An image processing apparatus.
7. The image processing apparatus according to claim 6, wherein the geographical information is positioning information indicating a position of the detected object on the earth.
8. The image processing apparatus according to claim 7, wherein the image analysis unit detects a code pattern appearing in the input image, analyzes the detected code pattern, and acquires the positioning information. Image processing device.
7. The image processing apparatus according to claim 6, wherein the input image data is stored in a first data recording unit, and the spatial descriptor data and the geographical descriptor data are stored in the input image. An image processing apparatus, further comprising: a data recording control unit that stores the data in the second data recording unit in association with the data.
2. The image processing apparatus according to claim 1, further comprising a data transmission unit that transmits the spatial descriptor.
The image processing apparatus according to claim 10,
The image analysis unit estimates geographical information of the detected object,
The descriptor generation unit generates a geographical descriptor representing the estimated geographical information,
The image processing apparatus, wherein the data transmission unit transmits the geographical descriptor.
A receiving unit for receiving the spatial descriptor transmitted from the image processing apparatus according to claim 10;
A parameter derivation unit for deriving a state parameter indicating a state feature amount of an object group composed of the group of detected objects based on the spatial descriptor;
An image processing system comprising: a state prediction unit that predicts a future state of the object group based on the derived state parameter.
An image processing apparatus according to claim 1;
A parameter derivation unit for deriving a state parameter indicating a state feature amount of an object group composed of the group of detected objects based on the spatial descriptor;
An image processing system comprising: a state prediction unit that predicts a future state of the object group by calculation based on the derived state parameter.
The image processing system according to claim 13,
The image analysis unit estimates geographical information of the detected object,
The descriptor generation unit generates a geographical descriptor representing the estimated geographical information,
The image processing system, wherein the parameter derivation unit derives a state parameter indicating the state feature amount based on the spatial descriptor and the geographical descriptor.

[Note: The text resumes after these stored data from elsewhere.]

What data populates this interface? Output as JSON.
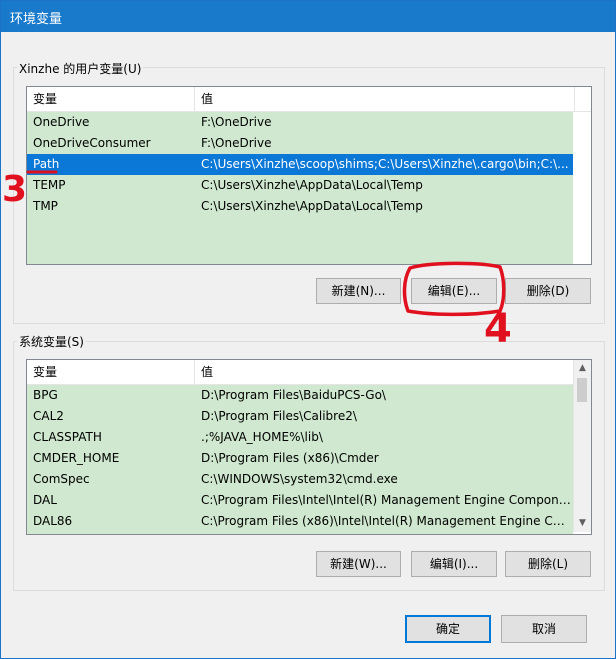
{
  "window": {
    "title": "环境变量"
  },
  "user_vars": {
    "group_label": "Xinzhe 的用户变量(U)",
    "columns": [
      "变量",
      "值"
    ],
    "rows": [
      {
        "name": "OneDrive",
        "value": "F:\\OneDrive"
      },
      {
        "name": "OneDriveConsumer",
        "value": "F:\\OneDrive"
      },
      {
        "name": "Path",
        "value": "C:\\Users\\Xinzhe\\scoop\\shims;C:\\Users\\Xinzhe\\.cargo\\bin;C:\\..."
      },
      {
        "name": "TEMP",
        "value": "C:\\Users\\Xinzhe\\AppData\\Local\\Temp"
      },
      {
        "name": "TMP",
        "value": "C:\\Users\\Xinzhe\\AppData\\Local\\Temp"
      }
    ],
    "selected_row": "Path",
    "buttons": {
      "new": "新建(N)...",
      "edit": "编辑(E)...",
      "delete": "删除(D)"
    }
  },
  "system_vars": {
    "group_label": "系统变量(S)",
    "columns": [
      "变量",
      "值"
    ],
    "rows": [
      {
        "name": "BPG",
        "value": "D:\\Program Files\\BaiduPCS-Go\\"
      },
      {
        "name": "CAL2",
        "value": "D:\\Program Files\\Calibre2\\"
      },
      {
        "name": "CLASSPATH",
        "value": ".;%JAVA_HOME%\\lib\\"
      },
      {
        "name": "CMDER_HOME",
        "value": "D:\\Program Files (x86)\\Cmder"
      },
      {
        "name": "ComSpec",
        "value": "C:\\WINDOWS\\system32\\cmd.exe"
      },
      {
        "name": "DAL",
        "value": "C:\\Program Files\\Intel\\Intel(R) Management Engine Compone..."
      },
      {
        "name": "DAL86",
        "value": "C:\\Program Files (x86)\\Intel\\Intel(R) Management Engine Co..."
      }
    ],
    "buttons": {
      "new": "新建(W)...",
      "edit": "编辑(I)...",
      "delete": "删除(L)"
    }
  },
  "dialog_buttons": {
    "ok": "确定",
    "cancel": "取消"
  },
  "annotations": {
    "step3": "3",
    "step4": "4",
    "color": "#e0101e"
  },
  "colors": {
    "titlebar": "#1979ca",
    "row_highlight": "#cfe8cf",
    "selection": "#0b78d7"
  }
}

13. The image processing system according to claim 12, further comprising a state presentation interface unit that transmits data representing the state predicted by the state prediction unit to an external device.
14. The image processing system according to claim 13, further comprising a state presentation interface unit that transmits data representing a state predicted by the state prediction unit to an external device.
The image processing system according to claim 15, wherein
A security plan derivation unit for deriving a security plan by calculation based on the state predicted by the state prediction unit;
An image processing system, further comprising: a plan presentation interface unit that transmits data representing the derived security plan to an external device.
The image processing system according to claim 16, wherein
A security plan derivation unit for deriving a security plan by calculation based on the state predicted by the state prediction unit;
An image processing system, further comprising: a plan presentation interface unit that transmits data representing the derived security plan to an external device.
Analyzing the input image to detect objects appearing in the input image;
Estimating a spatial feature amount of the detected object based on real space;
And a step of generating a spatial descriptor representing the estimated spatial feature amount.
The image processing method according to claim 19, comprising:
Estimating the geographical information of the detected object;
And a step of generating a geographical descriptor representing the estimated geographical information.